An dieser Stelle laden wir ein zu einem Gedankenexperiment, um in Ruhe einen Vorgang zu betrachten, bei dem sich alles in irrwitzig schneller Bewegung befindet. Nicht nur Fahrer und Motorrad, die im Augenblick des Innehaltens 252 km/h schnell sind. Auch die Kurbelwelle, die rund 15.000 Umdrehungen pro Minute absolviert. 15.036/min im Honda-Motor, wenn wir den Reifenschlupf im 4. Gang vernachlässigen.
Wegen ihrer kürzeren Übersetzung ist die Panigale bei gleicher Geschwindigkeit bereits im fünften Gang bei 14.921 Umdrehungen pro Minute. Rechnen wir also für beide mit 15.000/min, also 250 Umdrehungen in jeder Sekunde, und lassen auf uns wirken, was bei dieser Drehzahl in und mit den Motorrädern passiert.
Das mechanische Herz schlägt: 500 Funken pro Sekunde
Fangen wir oben an. In einer Sekunde brennen die Zündkerzen der jeweils vier Zylinder ein Feuerwerk von 500 Funken ab. Diese entzünden das Benzin-Luft-Gemisch, das sich bei der Verbrennung ausdehnt und damit den Druck auf die Kolben erzeugt, der sie in Auf- und Abwärtsbewegung versetzt und über Pleuel und Hubzapfen in die Rotation der Kurbelwelle umgesetzt wird.

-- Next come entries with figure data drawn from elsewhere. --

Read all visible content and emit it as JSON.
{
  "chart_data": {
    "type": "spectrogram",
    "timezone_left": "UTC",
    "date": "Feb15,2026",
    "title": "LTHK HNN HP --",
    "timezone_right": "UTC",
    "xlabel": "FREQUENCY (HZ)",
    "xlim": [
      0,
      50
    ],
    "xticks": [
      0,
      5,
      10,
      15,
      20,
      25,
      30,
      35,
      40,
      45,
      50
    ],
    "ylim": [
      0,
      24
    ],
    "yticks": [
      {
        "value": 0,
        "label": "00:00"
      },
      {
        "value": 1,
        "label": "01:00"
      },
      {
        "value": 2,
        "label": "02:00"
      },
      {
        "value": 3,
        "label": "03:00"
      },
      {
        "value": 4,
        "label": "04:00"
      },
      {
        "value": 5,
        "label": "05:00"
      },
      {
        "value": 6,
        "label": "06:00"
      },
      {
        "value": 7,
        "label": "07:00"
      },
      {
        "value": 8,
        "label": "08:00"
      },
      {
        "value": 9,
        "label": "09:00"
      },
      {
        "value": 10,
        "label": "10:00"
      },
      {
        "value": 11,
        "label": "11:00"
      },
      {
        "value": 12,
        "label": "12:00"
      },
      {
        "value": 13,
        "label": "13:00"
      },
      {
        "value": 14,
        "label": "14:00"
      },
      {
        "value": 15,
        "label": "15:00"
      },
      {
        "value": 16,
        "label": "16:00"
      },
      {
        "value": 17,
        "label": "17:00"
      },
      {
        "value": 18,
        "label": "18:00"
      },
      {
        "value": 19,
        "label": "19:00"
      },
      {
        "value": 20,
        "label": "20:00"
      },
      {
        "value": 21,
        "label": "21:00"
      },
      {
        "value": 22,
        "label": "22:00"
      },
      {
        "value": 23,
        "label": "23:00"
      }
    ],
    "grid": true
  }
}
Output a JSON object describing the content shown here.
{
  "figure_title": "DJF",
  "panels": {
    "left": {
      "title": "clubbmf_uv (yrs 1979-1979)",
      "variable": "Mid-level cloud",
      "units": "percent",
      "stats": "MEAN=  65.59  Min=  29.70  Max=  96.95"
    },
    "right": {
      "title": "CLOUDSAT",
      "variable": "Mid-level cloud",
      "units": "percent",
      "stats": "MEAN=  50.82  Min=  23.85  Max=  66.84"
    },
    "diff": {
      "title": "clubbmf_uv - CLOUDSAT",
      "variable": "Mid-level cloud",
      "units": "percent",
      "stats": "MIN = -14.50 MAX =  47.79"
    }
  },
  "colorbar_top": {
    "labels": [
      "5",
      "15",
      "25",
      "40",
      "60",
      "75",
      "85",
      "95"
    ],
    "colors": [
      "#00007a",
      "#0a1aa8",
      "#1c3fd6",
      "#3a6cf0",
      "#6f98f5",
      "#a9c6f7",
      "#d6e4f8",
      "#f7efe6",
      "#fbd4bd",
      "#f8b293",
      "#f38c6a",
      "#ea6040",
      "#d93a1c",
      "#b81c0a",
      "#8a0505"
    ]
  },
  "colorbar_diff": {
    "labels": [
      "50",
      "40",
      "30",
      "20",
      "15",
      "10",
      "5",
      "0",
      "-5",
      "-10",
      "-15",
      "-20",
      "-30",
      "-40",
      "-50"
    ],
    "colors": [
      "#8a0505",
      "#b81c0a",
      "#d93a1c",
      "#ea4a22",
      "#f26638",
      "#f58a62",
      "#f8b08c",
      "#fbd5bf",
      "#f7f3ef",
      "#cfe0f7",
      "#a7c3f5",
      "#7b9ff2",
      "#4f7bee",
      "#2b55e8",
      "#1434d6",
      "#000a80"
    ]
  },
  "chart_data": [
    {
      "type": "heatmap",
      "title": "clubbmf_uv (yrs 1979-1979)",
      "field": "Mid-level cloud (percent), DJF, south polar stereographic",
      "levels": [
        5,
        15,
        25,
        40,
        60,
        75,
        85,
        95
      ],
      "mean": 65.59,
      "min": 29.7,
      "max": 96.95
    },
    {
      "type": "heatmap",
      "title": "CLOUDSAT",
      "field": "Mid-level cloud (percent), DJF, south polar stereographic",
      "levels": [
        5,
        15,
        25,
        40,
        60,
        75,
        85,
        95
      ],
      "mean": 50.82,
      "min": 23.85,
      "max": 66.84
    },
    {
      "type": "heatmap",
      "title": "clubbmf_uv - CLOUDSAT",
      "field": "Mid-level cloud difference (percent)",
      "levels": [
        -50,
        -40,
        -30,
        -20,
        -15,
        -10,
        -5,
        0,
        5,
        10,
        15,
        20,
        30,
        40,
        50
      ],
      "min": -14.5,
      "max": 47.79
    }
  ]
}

Der Kampf um Millisekunden: Der Ansaugvorgang
Doch woher kommt das Benzin-Luft-Gemisch? Es wird vom Ram-Air-Effekt bei schneller Fahrt ein wenig geschoben und unter Ausnutzung aller möglichen Resonanzeffekte und Druckunterschiede kräftig angesaugt, die ein Mehrzylindermotor phasenverschoben hervorbringt. Das geht weit hinaus über den Unterdruck, den ein abwärtsgleitender Kolben erzeugt. Laut Angabe der Ducati-Motortechniker strömt das Gemisch an der engsten Stelle des Ansaugwegs kurz vor den Ventilen mit mehr als 150 m/s oder 540 km/h.

Maximale angesaugte Luftmenge: 250 l/s. Maximale Geschwindigkeit der Luft: 150 m/s ~ 540 km/h.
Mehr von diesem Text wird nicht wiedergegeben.